4. Agreement in Connection with Public Offering.
The Participant agrees, in connection with any underwritten public offering of the Companys securities pursuant to a registration statement under the Securities Act, (i) not to sell, make short sale of, loan, grant any options for the purchase of, or otherwise dispose of any shares of Common Stock held by the Participant (other than those shares included in the offering) without the prior written consent of the Company or the underwriters managing such underwritten public offering of the Companys securities for a period of 180 days from the effective date of such registration statement, and (ii) to execute any agreement reflecting clause (i) above as may be requested by the Company or the managing underwriters at the time of such offering.

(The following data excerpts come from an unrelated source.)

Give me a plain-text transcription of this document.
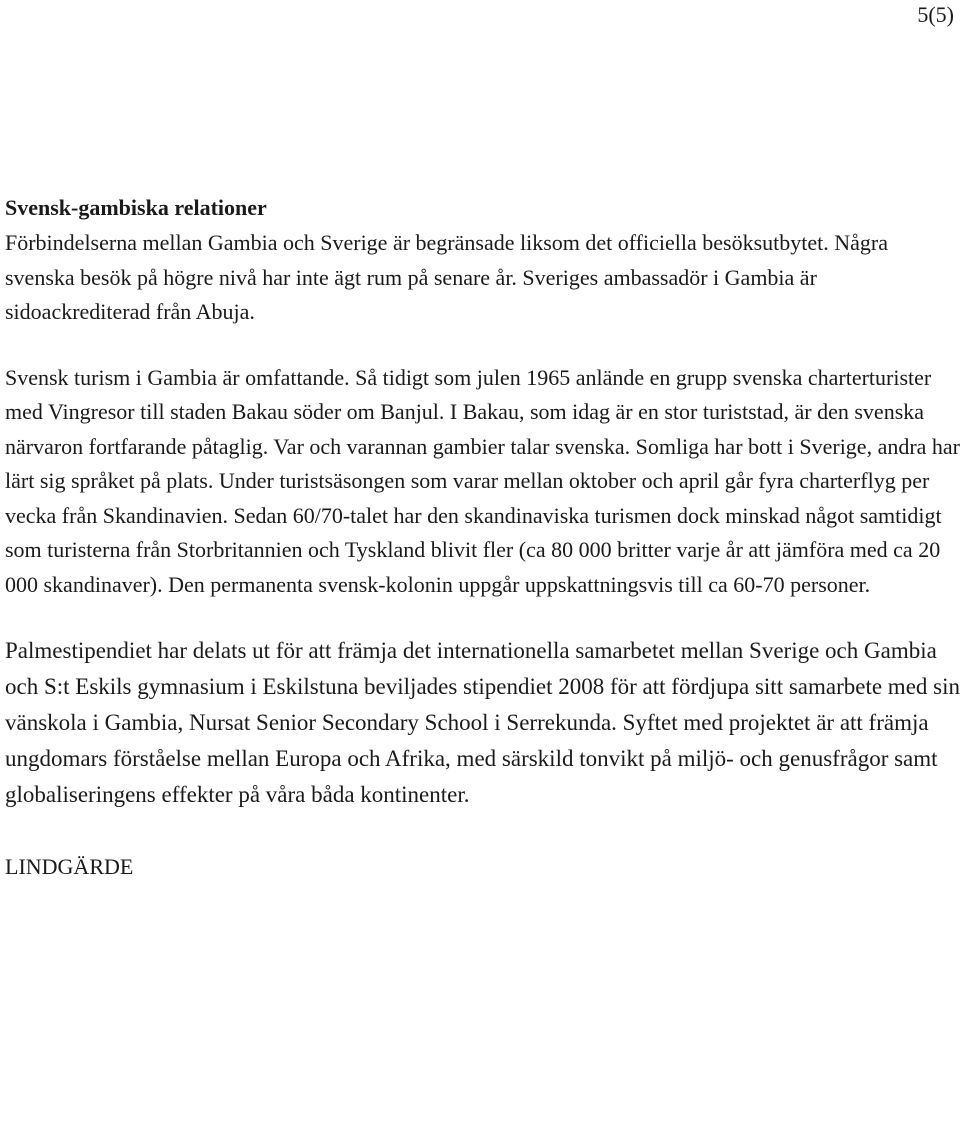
5(5)
Svensk-gambiska relationer

Förbindelserna mellan Gambia och Sverige är begränsade liksom det officiella besöksutbytet. Några svenska besök på högre nivå har inte ägt rum på senare år. Sveriges ambassadör i Gambia är sidoackrediterad från Abuja.

Svensk turism i Gambia är omfattande. Så tidigt som julen 1965 anlände en grupp svenska charterturister med Vingresor till staden Bakau söder om Banjul. I Bakau, som idag är en stor turiststad, är den svenska närvaron fortfarande påtaglig. Var och varannan gambier talar svenska. Somliga har bott i Sverige, andra har lärt sig språket på plats. Under turistsäsongen som varar mellan oktober och april går fyra charterflyg per vecka från Skandinavien. Sedan 60/70-talet har den skandinaviska turismen dock minskad något samtidigt som turisterna från Storbritannien och Tyskland blivit fler (ca 80 000 britter varje år att jämföra med ca 20 000 skandinaver). Den permanenta svensk-kolonin uppgår uppskattningsvis till ca 60-70 personer.

Palmestipendiet har delats ut för att främja det internationella samarbetet mellan Sverige och Gambia och S:t Eskils gymnasium i Eskilstuna beviljades stipendiet 2008 för att fördjupa sitt samarbete med sin vänskola i Gambia, Nursat Senior Secondary School i Serrekunda. Syftet med projektet är att främja ungdomars förståelse mellan Europa och Afrika, med särskild tonvikt på miljö- och genusfrågor samt globaliseringens effekter på våra båda kontinenter.

LINDGÄRDE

No Shares will be issued pursuant to the exercise of this option unless and until the Participant pays to the Company, or makes provision satisfactory to the Company for payment
of, any federal, state or local withholding taxes required by law to be withheld in respect of this option.
7. Nontransferability of Option.
This option may not be sold, assigned, transferred, pledged or otherwise encumbered by the Participant, either voluntarily or by operation of law, except by will or the laws of descent and distribution, and, during the lifetime of the Participant, this option shall be exercisable only by the Participant.

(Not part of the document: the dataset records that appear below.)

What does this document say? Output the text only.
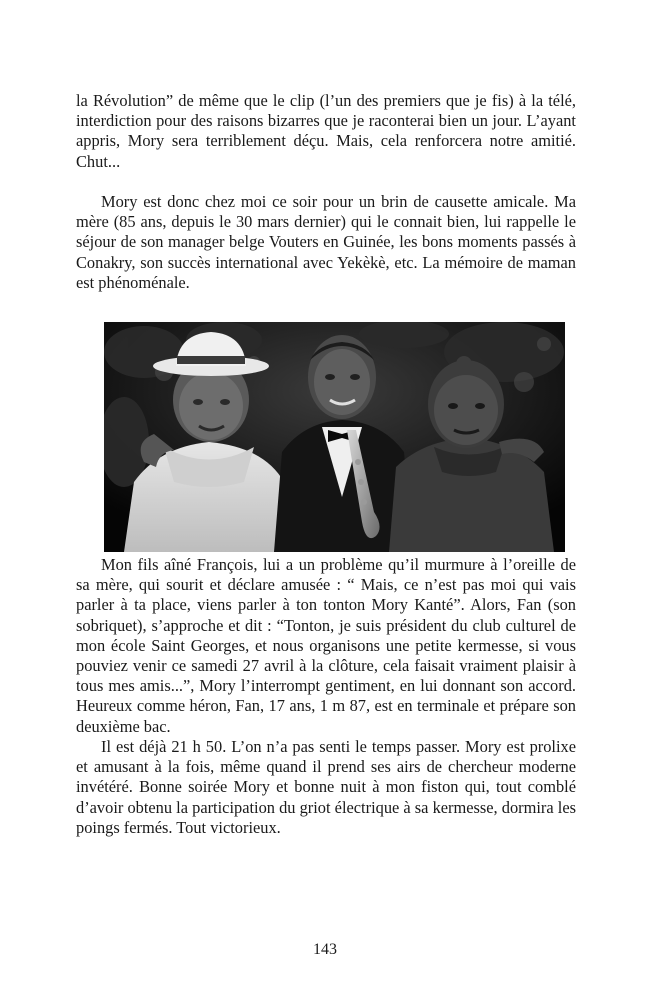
la Révolution” de même que le clip (l’un des premiers que je fis) à la télé, interdiction pour des raisons bizarres que je raconterai bien un jour. L’ayant appris, Mory sera terriblement déçu. Mais, cela renforcera notre amitié. Chut...

Mory est donc chez moi ce soir pour un brin de causette amicale. Ma mère (85 ans, depuis le 30 mars dernier) qui le connait bien, lui rappelle le séjour de son manager belge Vouters en Guinée, les bons moments passés à Conakry, son succès international avec Yekèkè, etc. La mémoire de maman est phénoménale.

Mon fils aîné François, lui a un problème qu’il murmure à l’oreille de sa mère, qui sourit et déclare amusée : “ Mais, ce n’est pas moi qui vais parler à ta place, viens parler à ton tonton Mory Kanté”. Alors, Fan (son sobriquet), s’approche et dit : “Tonton, je suis président du club culturel de mon école Saint Georges, et nous organisons une petite kermesse, si vous pouviez venir ce samedi 27 avril à la clôture, cela faisait vraiment plaisir à tous mes amis...”, Mory l’interrompt gentiment, en lui donnant son accord. Heureux comme héron, Fan, 17 ans, 1 m 87, est en terminale et prépare son deuxième bac.

Il est déjà 21 h 50. L’on n’a pas senti le temps passer. Mory est prolixe et amusant à la fois, même quand il prend ses airs de chercheur moderne invétéré. Bonne soirée Mory et bonne nuit à mon fiston qui, tout comblé d’avoir obtenu la participation du griot électrique à sa kermesse, dormira les poings fermés. Tout victorieux.

143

8. Disqualifying Disposition.
If the Participant disposes of Shares acquired upon exercise of this option within two years from the date of grant of the option or one year after such Shares were acquired pursuant to exercise of this option, the Participant shall notify the Company in writing of such disposition within 15 days thereof.
9. Provisions of the Plan.
This option is subject to the provisions of the Plan, a copy of which is furnished to the Participant with this option.
IN WITNESS WHEREOF, the Company has caused this option to be executed under its corporate seal by its duly authorized officer. This option shall take effect as a sealed instrument.
|NETWORK ENGINES, INC.|
March 21, 2001
/s/ Douglas G. Bryant
|Title:||Chief Financial Officer|
The undersigned hereby accepts the foregoing option and agrees to the terms and conditions thereof. The undersigned hereby acknowledges receipt of a copy of the Company's 1999 Stock Incentive Plan.